Mass lumping techniques are commonly employed in explicit time integration schemes for problems in structural dynamics and both avoid solving costly linear systems with the consistent mass matrix and increase the critical time step. In isogeometric analysis, the critical time step is constrained by so-called "outlier" frequencies, representing the inaccurate high frequency part of the spectrum. Removing or dampening these high frequencies is paramount for fast explicit solution techniques. In this work, we propose robust mass lumping and outlier removal techniques for nontrivial geometries, including multipatch and trimmed geometries. Our lumping strategies provably do not deteriorate (and often improve) the CFL condition of the original problem and are combined with deflation techniques to remove persistent outlier frequencies. Numerical experiments reveal the advantages of the method, especially for simulations covering large time spans where they may halve the number of iterations with little or no effect on the numerical solution.

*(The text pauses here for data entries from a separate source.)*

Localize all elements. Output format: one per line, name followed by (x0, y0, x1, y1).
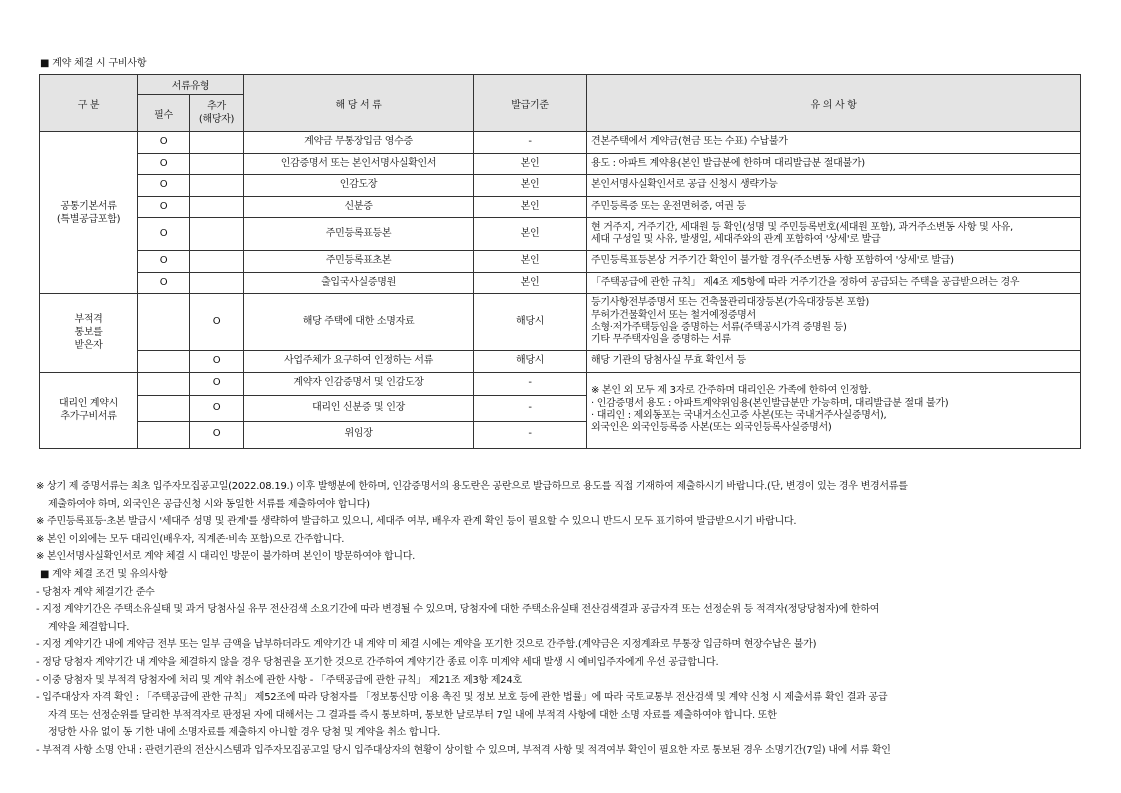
table-row (40, 175, 1081, 197)
table-row (40, 272, 1081, 294)
document-note: 주민등록증 또는 운전면허증, 여권 등 (587, 196, 1081, 218)
table-row (40, 372, 1081, 395)
required-mark: O (138, 218, 190, 251)
document-note: 용도 : 아파트 계약용(본인 발급분에 한하며 대리발급분 절대불가) (587, 153, 1081, 175)
issue-basis: 본인 (474, 175, 587, 197)
section-title-conditions: ■ 계약 체결 조건 및 유의사항 (40, 568, 168, 580)
additional-mark: O (190, 372, 244, 395)
issue-basis: 본인 (474, 196, 587, 218)
required-mark: O (138, 132, 190, 154)
header-issue-basis: 발급기준 (474, 75, 587, 132)
note-line: ※ 본인 이외에는 모두 대리인(배우자, 직계존·비속 포함)으로 간주합니다. (36, 533, 345, 545)
additional-mark (190, 272, 244, 294)
required-mark: O (138, 153, 190, 175)
additional-mark (190, 251, 244, 273)
condition-line: - 지정 계약기간은 주택소유실태 및 과거 당첨사실 유무 전산검색 소요기간에 따라 변경될 수 있으며, 당첨자에 대한 주택소유실태 전산검색결과 공급자격 또는 선정순위 등 적격자(정당당첨자)에 한하여 (36, 604, 880, 616)
issue-basis: - (474, 421, 587, 448)
header-additional: 추가 (해당자) (190, 95, 244, 132)
additional-mark: O (190, 351, 244, 373)
document-name: 위임장 (244, 421, 474, 448)
condition-line: - 당첨자 계약 체결기간 준수 (36, 586, 155, 598)
table-row (40, 153, 1081, 175)
header-documents: 해 당 서 류 (244, 75, 474, 132)
additional-mark (190, 196, 244, 218)
group-agent: 대리인 계약시 추가구비서류 (40, 372, 138, 448)
additional-mark: O (190, 294, 244, 351)
issue-basis: 본인 (474, 218, 587, 251)
contract-documents-table (39, 74, 1081, 449)
document-note: 해당 기관의 당첨사실 무효 확인서 등 (587, 351, 1081, 373)
additional-mark: O (190, 421, 244, 448)
document-note: 본인서명사실확인서로 공급 신청시 생략가능 (587, 175, 1081, 197)
document-note: 주민등록표등본상 거주기간 확인이 불가할 경우(주소변동 사항 포함하여 '상세'로 발급) (587, 251, 1081, 273)
table-row (40, 132, 1081, 154)
table-row (40, 218, 1081, 251)
group-common-docs: 공통기본서류 (특별공급포함) (40, 132, 138, 294)
additional-mark (190, 153, 244, 175)
issue-basis: 본인 (474, 153, 587, 175)
document-note: 「주택공급에 관한 규칙」 제4조 제5항에 따라 거주기간을 정하여 공급되는 주택을 공급받으려는 경우 (587, 272, 1081, 294)
issue-basis: 해당시 (474, 351, 587, 373)
issue-basis: - (474, 372, 587, 395)
additional-mark (190, 132, 244, 154)
document-name: 해당 주택에 대한 소명자료 (244, 294, 474, 351)
condition-line: - 부적격 사항 소명 안내 : 관련기관의 전산시스템과 입주자모집공고일 당시 입주대상자의 현황이 상이할 수 있으며, 부적격 사항 및 적격여부 확인이 필요한 자로 통보된 경우 소명기간(7일) 내에 서류 확인 (36, 744, 891, 756)
document-name: 주민등록표초본 (244, 251, 474, 273)
note-line: ※ 상기 제 증명서류는 최초 입주자모집공고일(2022.08.19.) 이후 발행분에 한하며, 인감증명서의 용도란은 공란으로 발급하므로 용도를 직접 기재하여 제출하시기 바랍니다.(단, 변경이 있는 경우 변경서류를 (36, 481, 908, 492)
document-name: 사업주체가 요구하여 인정하는 서류 (244, 351, 474, 373)
required-mark: O (138, 251, 190, 273)
condition-line: - 입주대상자 자격 확인 : 「주택공급에 관한 규칙」 제52조에 따라 당첨자를 「정보통신망 이용 촉진 및 정보 보호 등에 관한 법률」에 따라 국토교통부 전산검색 및 계약 신청 시 제출서류 확인 결과 공급 (36, 692, 888, 704)
required-mark (138, 395, 190, 421)
table-row (40, 251, 1081, 273)
note-line: ※ 주민등록표등·초본 발급시 '세대주 성명 및 관계'를 생략하여 발급하고 있으니, 세대주 여부, 배우자 관계 확인 등이 필요할 수 있으니 반드시 모두 표기하여 발급받으시기 바랍니다. (36, 516, 797, 528)
table-row (40, 196, 1081, 218)
issue-basis: - (474, 395, 587, 421)
document-name: 계약자 인감증명서 및 인감도장 (244, 372, 474, 395)
issue-basis: 본인 (474, 272, 587, 294)
required-mark (138, 421, 190, 448)
condition-line: - 이중 당첨자 및 부적격 당첨자에 처리 및 계약 취소에 관한 사항 - 「주택공급에 관한 규칙」 제21조 제3항 제24호 (36, 674, 522, 686)
note-line: ※ 본인서명사실확인서로 계약 체결 시 대리인 방문이 불가하며 본인이 방문하여야 합니다. (36, 551, 416, 563)
condition-line: 자격 또는 선정순위를 달리한 부적격자로 판정된 자에 대해서는 그 결과를 즉시 통보하며, 통보한 날로부터 7일 내에 부적격 사항에 대한 소명 자료를 제출하여야 합니다. 또한 (48, 709, 777, 721)
document-name: 출입국사실증명원 (244, 272, 474, 294)
issue-basis: - (474, 132, 587, 154)
header-required: 필수 (138, 95, 190, 132)
condition-line: - 지정 계약기간 내에 계약금 전부 또는 일부 금액을 납부하더라도 계약기간 내 계약 미 체결 시에는 계약을 포기한 것으로 간주함.(계약금은 지정계좌로 무통장 입금하며 현장수납은 불가) (36, 639, 817, 651)
document-name: 주민등록표등본 (244, 218, 474, 251)
issue-basis: 해당시 (474, 294, 587, 351)
notes-section (36, 478, 1086, 760)
agent-note: ※ 본인 외 모두 제 3자로 간주하며 대리인은 가족에 한하여 인정함. · 인감증명서 용도 : 아파트계약위임용(본인발급분만 가능하며, 대리발급분 절대 불가) · 대리인 : 제외동포는 국내거소신고증 사본(또는 국내거주사실증명서), 외국인은 외국인등록증 사본(또는 외국인등록사실증명서) (587, 372, 1081, 448)
table-row (40, 351, 1081, 373)
header-notes: 유 의 사 항 (587, 75, 1081, 132)
document-note: 견본주택에서 계약금(현금 또는 수표) 수납불가 (587, 132, 1081, 154)
additional-mark: O (190, 395, 244, 421)
additional-mark (190, 175, 244, 197)
required-mark (138, 372, 190, 395)
required-mark (138, 294, 190, 351)
header-doc-type: 서류유형 (138, 75, 244, 95)
additional-mark (190, 218, 244, 251)
issue-basis: 본인 (474, 251, 587, 273)
document-name: 인감증명서 또는 본인서명사실확인서 (244, 153, 474, 175)
section-title-contract-docs: ■ 계약 체결 시 구비사항 (40, 58, 147, 69)
condition-line: 계약을 체결합니다. (48, 621, 130, 633)
table-row (40, 294, 1081, 351)
document-name: 인감도장 (244, 175, 474, 197)
document-name: 대리인 신분증 및 인장 (244, 395, 474, 421)
required-mark: O (138, 175, 190, 197)
condition-line: 정당한 사유 없이 동 기한 내에 소명자료를 제출하지 아니할 경우 당첨 및 계약을 취소 합니다. (48, 727, 441, 739)
note-line: 제출하여야 하며, 외국인은 공급신청 시와 동일한 서류를 제출하여야 합니다) (48, 498, 370, 510)
required-mark: O (138, 272, 190, 294)
document-name: 계약금 무통장입금 영수증 (244, 132, 474, 154)
document-note: 현 거주지, 거주기간, 세대원 등 확인(성명 및 주민등록번호(세대원 포함), 과거주소변동 사항 및 사유, 세대 구성일 및 사유, 발생일, 세대주와의 관계 포함하여 '상세'로 발급 (587, 218, 1081, 251)
required-mark (138, 351, 190, 373)
document-note: 등기사항전부증명서 또는 건축물관리대장등본(가옥대장등본 포함) 무허가건물확인서 또는 철거예정증명서 소형·저가주택등임을 증명하는 서류(주택공시가격 증명원 등) 기타 무주택자임을 증명하는 서류 (587, 294, 1081, 351)
header-category: 구 분 (40, 75, 138, 132)
condition-line: - 정당 당첨자 계약기간 내 계약을 체결하지 않을 경우 당첨권을 포기한 것으로 간주하여 계약기간 종료 이후 미계약 세대 발생 시 예비입주자에게 우선 공급합니다. (36, 656, 719, 668)
group-ineligible: 부적격 통보를 받은자 (40, 294, 138, 373)
document-name: 신분증 (244, 196, 474, 218)
required-mark: O (138, 196, 190, 218)
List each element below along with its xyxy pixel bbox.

翻译：质量集中技术常被用于结构动力学问题的显式时间积分方案中，既可避免求解与一致质量矩阵相关的昂贵线性系统，又能增大临界时间步长。在等几何分析中，临界时间步长受限于所谓"离群"频率，即频谱中不准确的高频部分。消除或抑制这些高频成分对于快速显式求解技术至关重要。本文针对非平凡几何（包括多片几何和裁剪几何）提出了鲁棒的质量集中与离群频率消除技术。理论上证得，所提出的集中策略不会降低（通常能改善）原始问题的CFL条件，并与压缩技术相结合以消除持续存在的离群频率。数值实验揭示了该方法的优势，尤其对于覆盖大时间跨度的模拟，该方法可在对数值解影响甚微甚至无影响的情况下将迭代次数减半。